Les habitués de ce blogue savent que nous avons abordé depuis janvier l’impact de la transformation du Canada en superpuissance pétrolière sur la destruction de l’emploi manufacturier au Québec. (Voir la série Sables mouvants.) Le phénomène est appelé « mal hollandais » et fonctionne comme suit : plus la production d’hydrocarbures devient une part importante de l’industrie nationale et des exportations du pays, plus le pétrole et le gaz poussent à la hausse la valeur de la devise.

Une devise élevée augmente le prix des autres produits et services exportés, les rendant moins compétitifs à l’étranger, d’où des pertes d’emplois pour les secteurs non-pétroliers. De plus, l’industrie pétrolière embauche avec des salaires élevés ses salariés, ce qui pousse à la hausse les salaires des autres industries, rendant également leurs produits plus coûteux, donc moins compétitifs, d’où davantage de pertes d’emplois. J’ai cité une étude de trois économistes affirmant que « jusqu’à 54% des emplois manufacturiers perdus au Canada entre 2002 et 2007 l’ont été à cause du mal hollandais ».  Appliqué au Québec, ce ratio donne 55 000 emplois perdus.

Une question à plus d’un dollar

Depuis un an, le prix du baril de pétrole a crû 82 %, nos exportations d’hydrocarbures ont crû de près de 10 % et la valeur de notre dollar a crû de 26 %. Ce ne sont pas les seules variables, mais la corrélation pétrole/devise saute aux yeux. Quel impact peut avoir cette nouvelle montée du dollar sur l’économie manufacturière ? Une bonne question, sachant qu’un rapport tout frais nous annonce que d’ici 10 ans, les exportations  canadiennes de pétrole vont augmenter de 84 % — essentiellement en provenance des sables albertains.

Dans sa mise au point économique de l’automne dernier, le gouvernement ontarien a  calculé qu’une variation de  5 cents du dollar a un impact de 0,5 à 1,2 % sur  sa richesse nationale après 24 mois. Cet impact est plus important qu’une variation de 10$ du prix du pétrole en soi, d’un changement d’un point du PIB américain ou d’un point des taux d’intérêts. (Voir Tableau 3, ici)

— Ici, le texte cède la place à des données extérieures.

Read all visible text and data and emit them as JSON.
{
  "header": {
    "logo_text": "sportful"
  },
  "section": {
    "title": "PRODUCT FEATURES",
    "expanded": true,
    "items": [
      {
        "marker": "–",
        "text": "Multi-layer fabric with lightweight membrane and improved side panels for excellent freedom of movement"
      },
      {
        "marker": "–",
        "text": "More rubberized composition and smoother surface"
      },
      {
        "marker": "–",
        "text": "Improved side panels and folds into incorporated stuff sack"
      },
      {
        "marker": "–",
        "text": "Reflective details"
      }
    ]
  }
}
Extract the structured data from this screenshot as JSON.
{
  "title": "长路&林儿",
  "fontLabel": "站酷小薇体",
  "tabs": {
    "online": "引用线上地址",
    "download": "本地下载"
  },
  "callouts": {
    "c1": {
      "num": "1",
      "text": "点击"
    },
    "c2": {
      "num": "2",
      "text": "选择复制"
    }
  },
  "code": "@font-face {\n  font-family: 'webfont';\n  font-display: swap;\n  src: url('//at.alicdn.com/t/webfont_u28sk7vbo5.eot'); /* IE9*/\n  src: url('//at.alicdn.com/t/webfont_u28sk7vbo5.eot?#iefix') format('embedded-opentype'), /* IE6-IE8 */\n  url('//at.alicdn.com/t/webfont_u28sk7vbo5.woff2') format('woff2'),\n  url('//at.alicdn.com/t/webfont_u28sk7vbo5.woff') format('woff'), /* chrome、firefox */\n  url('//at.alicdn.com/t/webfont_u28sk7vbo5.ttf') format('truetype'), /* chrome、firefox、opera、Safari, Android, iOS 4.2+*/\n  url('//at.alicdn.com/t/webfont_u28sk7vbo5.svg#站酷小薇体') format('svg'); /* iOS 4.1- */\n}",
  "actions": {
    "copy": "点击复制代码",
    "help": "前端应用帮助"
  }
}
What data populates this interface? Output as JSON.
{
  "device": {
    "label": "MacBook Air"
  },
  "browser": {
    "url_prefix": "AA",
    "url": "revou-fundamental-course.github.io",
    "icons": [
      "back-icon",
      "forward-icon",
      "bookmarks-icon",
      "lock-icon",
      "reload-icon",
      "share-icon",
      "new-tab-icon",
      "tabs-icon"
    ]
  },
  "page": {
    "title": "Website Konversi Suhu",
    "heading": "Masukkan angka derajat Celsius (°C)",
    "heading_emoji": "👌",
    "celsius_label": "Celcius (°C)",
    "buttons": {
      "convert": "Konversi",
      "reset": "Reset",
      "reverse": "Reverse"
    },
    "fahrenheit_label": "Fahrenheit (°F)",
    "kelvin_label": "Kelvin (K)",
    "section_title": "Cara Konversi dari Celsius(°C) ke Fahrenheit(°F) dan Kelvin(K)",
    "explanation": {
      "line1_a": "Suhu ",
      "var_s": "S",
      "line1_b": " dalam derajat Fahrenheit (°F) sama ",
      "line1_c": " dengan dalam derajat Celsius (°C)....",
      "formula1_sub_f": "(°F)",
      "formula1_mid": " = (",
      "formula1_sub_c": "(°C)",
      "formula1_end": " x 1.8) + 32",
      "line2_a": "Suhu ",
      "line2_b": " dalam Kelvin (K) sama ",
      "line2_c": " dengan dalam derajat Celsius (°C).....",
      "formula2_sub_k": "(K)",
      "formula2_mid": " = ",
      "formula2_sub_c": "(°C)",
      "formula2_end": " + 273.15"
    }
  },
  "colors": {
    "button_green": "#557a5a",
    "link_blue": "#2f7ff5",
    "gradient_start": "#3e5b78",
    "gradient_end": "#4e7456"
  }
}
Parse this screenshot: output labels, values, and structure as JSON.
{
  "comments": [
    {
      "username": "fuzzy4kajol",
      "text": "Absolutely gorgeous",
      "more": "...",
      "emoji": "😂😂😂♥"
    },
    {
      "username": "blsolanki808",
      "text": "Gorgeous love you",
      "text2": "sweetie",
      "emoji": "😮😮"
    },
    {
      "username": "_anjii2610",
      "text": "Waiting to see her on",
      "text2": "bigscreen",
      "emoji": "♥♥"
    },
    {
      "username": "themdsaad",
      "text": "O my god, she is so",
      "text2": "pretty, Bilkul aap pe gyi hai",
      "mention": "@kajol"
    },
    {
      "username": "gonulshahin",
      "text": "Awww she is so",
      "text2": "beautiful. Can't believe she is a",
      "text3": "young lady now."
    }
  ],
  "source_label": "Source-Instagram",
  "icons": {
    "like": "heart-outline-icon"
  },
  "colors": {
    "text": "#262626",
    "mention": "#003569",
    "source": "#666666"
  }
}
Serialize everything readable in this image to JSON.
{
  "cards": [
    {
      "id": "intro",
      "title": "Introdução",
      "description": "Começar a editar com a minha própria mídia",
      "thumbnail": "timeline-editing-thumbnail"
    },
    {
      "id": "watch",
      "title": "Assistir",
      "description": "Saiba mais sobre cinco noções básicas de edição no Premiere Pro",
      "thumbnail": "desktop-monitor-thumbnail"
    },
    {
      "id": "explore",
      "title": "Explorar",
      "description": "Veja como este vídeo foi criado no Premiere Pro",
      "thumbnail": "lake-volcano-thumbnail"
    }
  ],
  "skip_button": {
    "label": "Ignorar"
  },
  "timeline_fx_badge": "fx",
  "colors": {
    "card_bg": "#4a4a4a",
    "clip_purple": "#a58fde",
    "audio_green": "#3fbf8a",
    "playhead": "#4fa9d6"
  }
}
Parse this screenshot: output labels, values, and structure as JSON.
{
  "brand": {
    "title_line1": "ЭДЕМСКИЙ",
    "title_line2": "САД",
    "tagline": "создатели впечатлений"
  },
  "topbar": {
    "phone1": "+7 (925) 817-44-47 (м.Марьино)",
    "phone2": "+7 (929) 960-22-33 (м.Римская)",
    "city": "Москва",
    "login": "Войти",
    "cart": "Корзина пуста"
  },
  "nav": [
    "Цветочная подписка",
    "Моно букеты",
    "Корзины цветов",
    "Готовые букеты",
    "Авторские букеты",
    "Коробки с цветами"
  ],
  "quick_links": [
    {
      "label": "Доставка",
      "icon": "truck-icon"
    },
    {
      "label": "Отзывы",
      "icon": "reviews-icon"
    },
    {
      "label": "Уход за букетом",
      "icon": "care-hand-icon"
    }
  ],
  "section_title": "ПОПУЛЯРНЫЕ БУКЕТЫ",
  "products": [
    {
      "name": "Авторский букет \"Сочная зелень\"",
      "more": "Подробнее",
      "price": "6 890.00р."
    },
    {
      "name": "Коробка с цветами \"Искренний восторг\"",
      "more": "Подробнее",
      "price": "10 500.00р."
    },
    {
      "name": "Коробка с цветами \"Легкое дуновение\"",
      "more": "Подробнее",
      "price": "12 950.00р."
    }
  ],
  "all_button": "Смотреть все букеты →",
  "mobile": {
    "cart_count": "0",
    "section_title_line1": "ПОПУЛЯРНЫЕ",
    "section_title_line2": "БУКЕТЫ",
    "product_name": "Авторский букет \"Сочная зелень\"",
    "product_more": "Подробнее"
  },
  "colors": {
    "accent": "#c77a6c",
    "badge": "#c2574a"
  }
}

Le dollar canadien ayant pris 20 cents en un an, on peut estimer que, si ce gain se maintient sur 24 mois, l’économie ontarienne perdra entre 2 % et 4,8 % de son PIB, soit une contraction pouvant atteindre 29 milliards.

Malheureusement je n’ai pas trouvé de calcul semblable dans les documents budgétaires québécois de l’an dernier. Alors: mémo au sous-ministre des Finances: merci de l’inclure dans le prochain budget.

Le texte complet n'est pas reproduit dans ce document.